ここで、このときの堤さんの立ち位置を知るために、仮面ライダーカードの研究史を少々振り返っておこう。
最初期のバイブルとされた同人誌が、いまわたしの手元にある。

「レッツGO!ライダーカード」
奥付を見ると昭和60年(1985年)、300部限定。
発行は東映作品研究会。責任者は岡山の藤井政志氏。

これは1~546番までのライダーカードすべて、おもての写真と裏の解説文のコピーを載せた初めての本である。
他にラッキーカード、カードアルバム、カードの封入袋やアルバムの封筒のコピーまでついている。カードの写真がどこから取られたものかも、本編と照らし合わせて出来る限り確認し、補足解説ページでは本編一話あたりの枚数も示している。
まだ14局、25局の区別もなく、41、46番はすべて25局版で掲載しているが、同一番号での異種カードの存在も載せ、ゴシック体と明朝体の文字があることやカード裏の右下にある数字にも言及するなど、その後のライダーカード研究がたどった道筋を指し示す一冊となっている。
PCに画像を取り込むなどといった芸当は夢のまた夢、まだワープロも一般化していない時期であった。手書きの編集後記の文章からは、これを形にするまでの血のにじむ苦労が窺われる。敬意をこめてこの文章をここに載せたい。

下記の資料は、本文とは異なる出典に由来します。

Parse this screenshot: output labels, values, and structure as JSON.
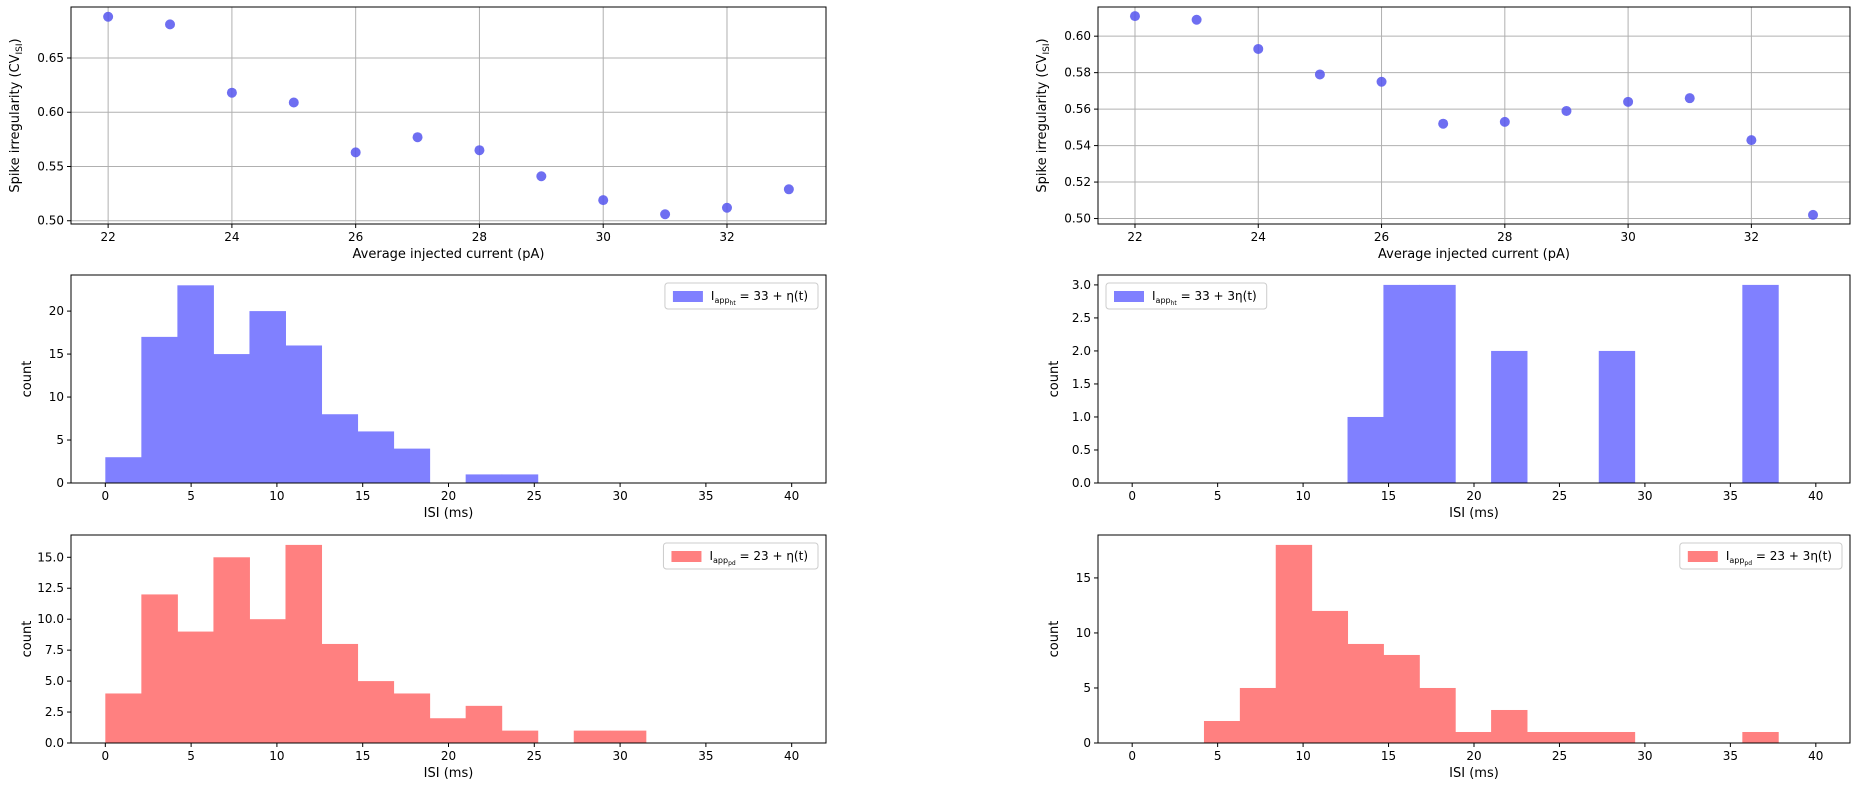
{
  "chart_data": [
    {
      "id": "cv-ht",
      "type": "scatter",
      "xlabel": "Average injected current (pA)",
      "ylabel": "Spike irregularity (CV",
      "ylabel_sub": "ISI",
      "ylabel_close": ")",
      "x": [
        22,
        23,
        24,
        25,
        26,
        27,
        28,
        29,
        30,
        31,
        32,
        33
      ],
      "y": [
        0.688,
        0.681,
        0.618,
        0.609,
        0.563,
        0.577,
        0.565,
        0.541,
        0.519,
        0.506,
        0.512,
        0.529
      ],
      "xlim": [
        21.4,
        33.6
      ],
      "ylim": [
        0.497,
        0.697
      ],
      "xticks": [
        22,
        24,
        26,
        28,
        30,
        32
      ],
      "yticks": [
        0.5,
        0.55,
        0.6,
        0.65
      ],
      "ytick_decimals": 2,
      "grid": true,
      "color": "#5555ee"
    },
    {
      "id": "cv-pd",
      "type": "scatter",
      "xlabel": "Average injected current (pA)",
      "ylabel": "Spike irregularity (CV",
      "ylabel_sub": "ISI",
      "ylabel_close": ")",
      "x": [
        22,
        23,
        24,
        25,
        26,
        27,
        28,
        29,
        30,
        31,
        32,
        33
      ],
      "y": [
        0.611,
        0.609,
        0.593,
        0.579,
        0.575,
        0.552,
        0.553,
        0.559,
        0.564,
        0.566,
        0.543,
        0.502
      ],
      "xlim": [
        21.4,
        33.6
      ],
      "ylim": [
        0.497,
        0.616
      ],
      "xticks": [
        22,
        24,
        26,
        28,
        30,
        32
      ],
      "yticks": [
        0.5,
        0.52,
        0.54,
        0.56,
        0.58,
        0.6
      ],
      "ytick_decimals": 2,
      "grid": true,
      "color": "#5555ee"
    },
    {
      "id": "hist-ht-1",
      "type": "bar",
      "xlabel": "ISI (ms)",
      "ylabel": "count",
      "bin_edges": [
        0,
        2.1,
        4.2,
        6.3,
        8.4,
        10.5,
        12.6,
        14.7,
        16.8,
        18.9,
        21.0,
        23.1,
        25.2
      ],
      "values": [
        3,
        17,
        23,
        15,
        20,
        16,
        8,
        6,
        4,
        0,
        1,
        1
      ],
      "xlim": [
        -2.0,
        42.0
      ],
      "ylim": [
        0,
        24.2
      ],
      "xticks": [
        0,
        5,
        10,
        15,
        20,
        25,
        30,
        35,
        40
      ],
      "yticks": [
        0,
        5,
        10,
        15,
        20
      ],
      "ytick_decimals": 0,
      "color": "#8080ff",
      "legend": {
        "main": "I",
        "sub": "app",
        "subsub": "ht",
        "expr": " = 33 + η(t)",
        "position": "top-right"
      }
    },
    {
      "id": "hist-ht-3",
      "type": "bar",
      "xlabel": "ISI (ms)",
      "ylabel": "count",
      "bin_edges": [
        0,
        2.1,
        4.2,
        6.3,
        8.4,
        10.5,
        12.6,
        14.7,
        16.8,
        18.9,
        21.0,
        23.1,
        25.2,
        27.3,
        29.4,
        31.5,
        33.6,
        35.7,
        37.8
      ],
      "values": [
        0,
        0,
        0,
        0,
        0,
        0,
        1,
        3,
        3,
        0,
        2,
        0,
        0,
        2,
        0,
        0,
        0,
        3
      ],
      "xlim": [
        -2.0,
        42.0
      ],
      "ylim": [
        0,
        3.15
      ],
      "xticks": [
        0,
        5,
        10,
        15,
        20,
        25,
        30,
        35,
        40
      ],
      "yticks": [
        0,
        0.5,
        1,
        1.5,
        2,
        2.5,
        3
      ],
      "ytick_decimals": 1,
      "color": "#8080ff",
      "legend": {
        "main": "I",
        "sub": "app",
        "subsub": "ht",
        "expr": " = 33 + 3η(t)",
        "position": "top-left"
      }
    },
    {
      "id": "hist-pd-1",
      "type": "bar",
      "xlabel": "ISI (ms)",
      "ylabel": "count",
      "bin_edges": [
        0,
        2.1,
        4.2,
        6.3,
        8.4,
        10.5,
        12.6,
        14.7,
        16.8,
        18.9,
        21.0,
        23.1,
        25.2,
        27.3,
        29.4,
        31.5
      ],
      "values": [
        4,
        12,
        9,
        15,
        10,
        16,
        8,
        5,
        4,
        2,
        3,
        1,
        0,
        1,
        1
      ],
      "xlim": [
        -2.0,
        42.0
      ],
      "ylim": [
        0,
        16.8
      ],
      "xticks": [
        0,
        5,
        10,
        15,
        20,
        25,
        30,
        35,
        40
      ],
      "yticks": [
        0,
        2.5,
        5,
        7.5,
        10,
        12.5,
        15
      ],
      "ytick_decimals": 1,
      "color": "#ff8080",
      "legend": {
        "main": "I",
        "sub": "app",
        "subsub": "pd",
        "expr": " = 23 + η(t)",
        "position": "top-right"
      }
    },
    {
      "id": "hist-pd-3",
      "type": "bar",
      "xlabel": "ISI (ms)",
      "ylabel": "count",
      "bin_edges": [
        0,
        2.1,
        4.2,
        6.3,
        8.4,
        10.5,
        12.6,
        14.7,
        16.8,
        18.9,
        21.0,
        23.1,
        25.2,
        27.3,
        29.4,
        31.5,
        33.6,
        35.7,
        37.8
      ],
      "values": [
        0,
        0,
        2,
        5,
        18,
        12,
        9,
        8,
        5,
        1,
        3,
        1,
        1,
        1,
        0,
        0,
        0,
        1
      ],
      "xlim": [
        -2.0,
        42.0
      ],
      "ylim": [
        0,
        18.9
      ],
      "xticks": [
        0,
        5,
        10,
        15,
        20,
        25,
        30,
        35,
        40
      ],
      "yticks": [
        0,
        5,
        10,
        15
      ],
      "ytick_decimals": 0,
      "color": "#ff8080",
      "legend": {
        "main": "I",
        "sub": "app",
        "subsub": "pd",
        "expr": " = 23 + 3η(t)",
        "position": "top-right"
      }
    }
  ]
}
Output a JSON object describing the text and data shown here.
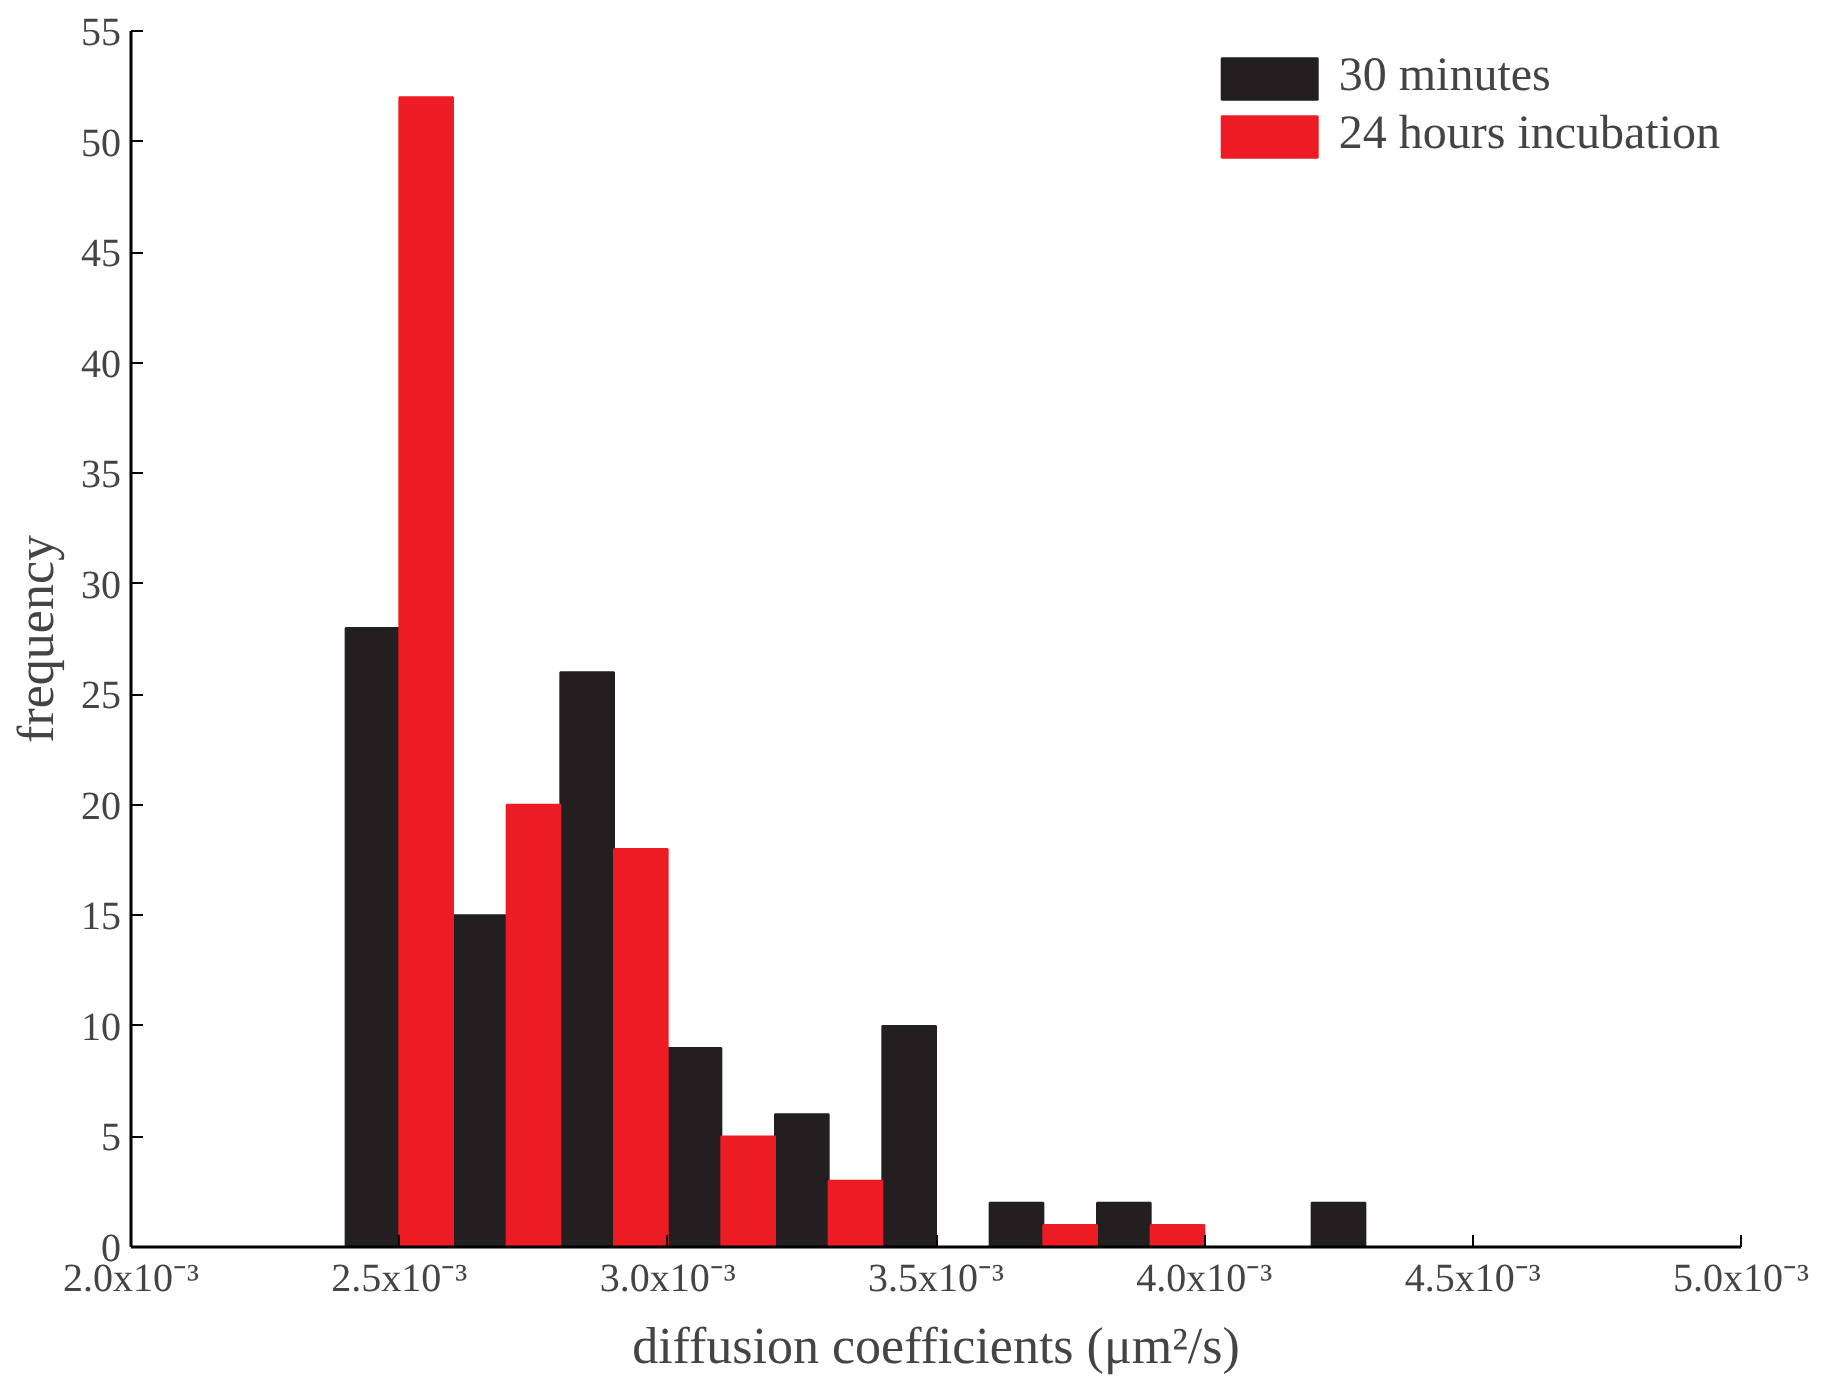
{
  "chart_data": {
    "type": "histogram",
    "xlabel": "diffusion coefficients (μm²/s)",
    "ylabel": "frequency",
    "bins": [
      0.0024,
      0.0026,
      0.0028,
      0.003,
      0.0032,
      0.0034,
      0.0036,
      0.0038,
      0.004,
      0.0042,
      0.0044
    ],
    "series": [
      {
        "name": "30 minutes",
        "color": "#231f20",
        "values": [
          28,
          15,
          26,
          9,
          6,
          10,
          2,
          2,
          0,
          2
        ]
      },
      {
        "name": "24 hours incubation",
        "color": "#ed1c24",
        "values": [
          52,
          20,
          18,
          5,
          3,
          0,
          1,
          1,
          0,
          0
        ]
      }
    ],
    "xlim": [
      0.002,
      0.005
    ],
    "xticks": [
      {
        "value": 0.002,
        "label": "2.0x10⁻³"
      },
      {
        "value": 0.0025,
        "label": "2.5x10⁻³"
      },
      {
        "value": 0.003,
        "label": "3.0x10⁻³"
      },
      {
        "value": 0.0035,
        "label": "3.5x10⁻³"
      },
      {
        "value": 0.004,
        "label": "4.0x10⁻³"
      },
      {
        "value": 0.0045,
        "label": "4.5x10⁻³"
      },
      {
        "value": 0.005,
        "label": "5.0x10⁻³"
      }
    ],
    "ylim": [
      0,
      55
    ],
    "yticks": [
      0,
      5,
      10,
      15,
      20,
      25,
      30,
      35,
      40,
      45,
      50,
      55
    ],
    "grid": false,
    "legend": "top right"
  }
}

・ふぅー、何とか終わったです。問題は仕上がった時の再現性のみだが。・ホワイトスクリーンを、カードの下に敷いてコピーしています。(表のみ)それを原稿に貼るという方法で。・裏が、たまにかすれているものがありますけど、今一度コピーする気にもならんのでそのままです。・理想は、オールカラー!でしたが、それもままなりませんので。ここまでやれば本望です。スナックの空袋とダンボール箱が揃えば完璧だ。・では、お楽しみください。・発行が遅れてごめんよ。